On Sundays the tigers get oxtails, something like bones for dogs — except they're two feet long.
Both lions and tigers sleep most of the day — 20 hours in fact — and the rest of the time the big cats prowl their territory, marking the boundaries with scent. They do have large 30-pound balls to play with, and on a hot day Rokan (but not the lions) will bat one into the moat and swim after it.
"Great Cats" has been a long time aborning. Seidensticker told me the idea arose in the early '80s as conservationists realized just how endangered tigers were. The plan was to replace the fading posters and run-down graphics in the Lion/Tiger House (built in 1976) with materials that would better educate the public about tigers and other big cats.
"We thought we could do it by 1986, the building's tenth anniversary," says Seidensticker. "Boy, was I wrong; I had no idea how much effort it would take. It was not until the Save the Tiger Fund came along, backed by the National Fish and Wildlife Foundation and Exxon Corporation, that things began to take shape. "This is a zoo," he added, "and it should be fun, but we need to convey the educational message, too — serious information about the importance of saving the tiger in the wild."
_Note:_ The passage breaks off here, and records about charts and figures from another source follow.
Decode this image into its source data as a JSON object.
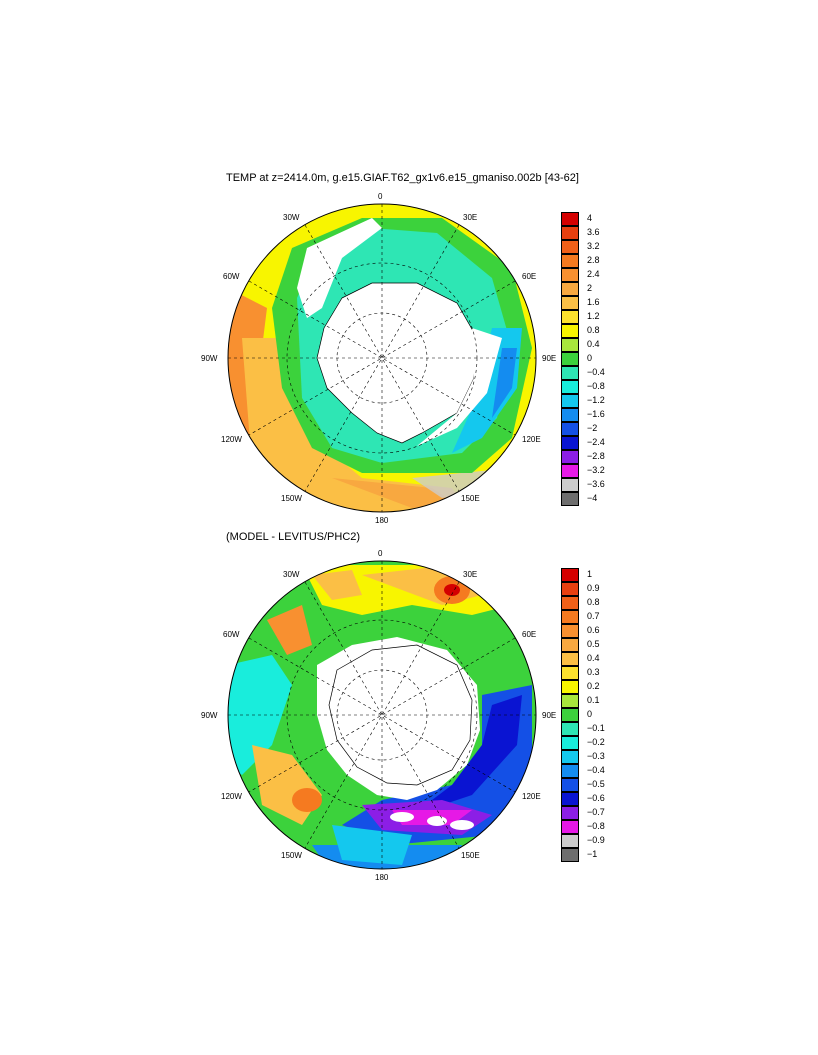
{
  "panels": [
    {
      "title": "TEMP at z=2414.0m, g.e15.GIAF.T62_gx1v6.e15_gmaniso.002b [43-62]",
      "lon_labels": [
        "0",
        "30E",
        "60E",
        "90E",
        "120E",
        "150E",
        "180",
        "150W",
        "120W",
        "90W",
        "60W",
        "30W"
      ],
      "colorbar": {
        "labels": [
          "4",
          "3.6",
          "3.2",
          "2.8",
          "2.4",
          "2",
          "1.6",
          "1.2",
          "0.8",
          "0.4",
          "0",
          "−0.4",
          "−0.8",
          "−1.2",
          "−1.6",
          "−2",
          "−2.4",
          "−2.8",
          "−3.2",
          "−3.6",
          "−4"
        ],
        "colors": [
          "#d40000",
          "#e84010",
          "#f06018",
          "#f57a20",
          "#f89030",
          "#f8a840",
          "#fbbf45",
          "#fde22e",
          "#f8f500",
          "#a8e63c",
          "#3cd23c",
          "#2ee6b4",
          "#19eddc",
          "#14c8ee",
          "#148cf0",
          "#1450e6",
          "#0a14d2",
          "#8c1ee6",
          "#e619e6",
          "#cccccc",
          "#6e6e6e"
        ]
      }
    },
    {
      "title": "(MODEL - LEVITUS/PHC2)",
      "lon_labels": [
        "0",
        "30E",
        "60E",
        "90E",
        "120E",
        "150E",
        "180",
        "150W",
        "120W",
        "90W",
        "60W",
        "30W"
      ],
      "colorbar": {
        "labels": [
          "1",
          "0.9",
          "0.8",
          "0.7",
          "0.6",
          "0.5",
          "0.4",
          "0.3",
          "0.2",
          "0.1",
          "0",
          "−0.1",
          "−0.2",
          "−0.3",
          "−0.4",
          "−0.5",
          "−0.6",
          "−0.7",
          "−0.8",
          "−0.9",
          "−1"
        ],
        "colors": [
          "#d40000",
          "#e84010",
          "#f06018",
          "#f57a20",
          "#f89030",
          "#f8a840",
          "#fbbf45",
          "#fde22e",
          "#f8f500",
          "#a8e63c",
          "#3cd23c",
          "#2ee6b4",
          "#19eddc",
          "#14c8ee",
          "#148cf0",
          "#1450e6",
          "#0a14d2",
          "#8c1ee6",
          "#e619e6",
          "#cccccc",
          "#6e6e6e"
        ]
      }
    }
  ]
}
Part of the tiger conservation program is breeding. Soy, the 5-year-old, or Kerinci, her mother, is to be bred with Rokan to produce, with luck, more Sumatran tigers. Kerinci's previous litters consisted of two cubs each. (Gestation is about 106 days, by the way.) On my way out I visited the lions, who live on the other side of the hill. I saw Thandi, a 263-pound lioness, 14 years old, stretched out on the grassy slope, dead to the world. Nearby, but paying no attention to her, sat the twin brothers, Tsavo and Tana, 10 years old on November 15. They each weigh around 485 pounds. Tsavo is supposed to have a shorter mane than Tana, and a scar on his nose, but to me they looked identical.
There they lounged, on the top terrace, side by side — I read that male lions are very companionable — with their front paws hanging over the grassy edge while they stared in perfect unison at all these people who were being exhibited to them on the other side of the moat.
I was going to whisper "Kitty, kitty, kitty!" but they would have been mortified.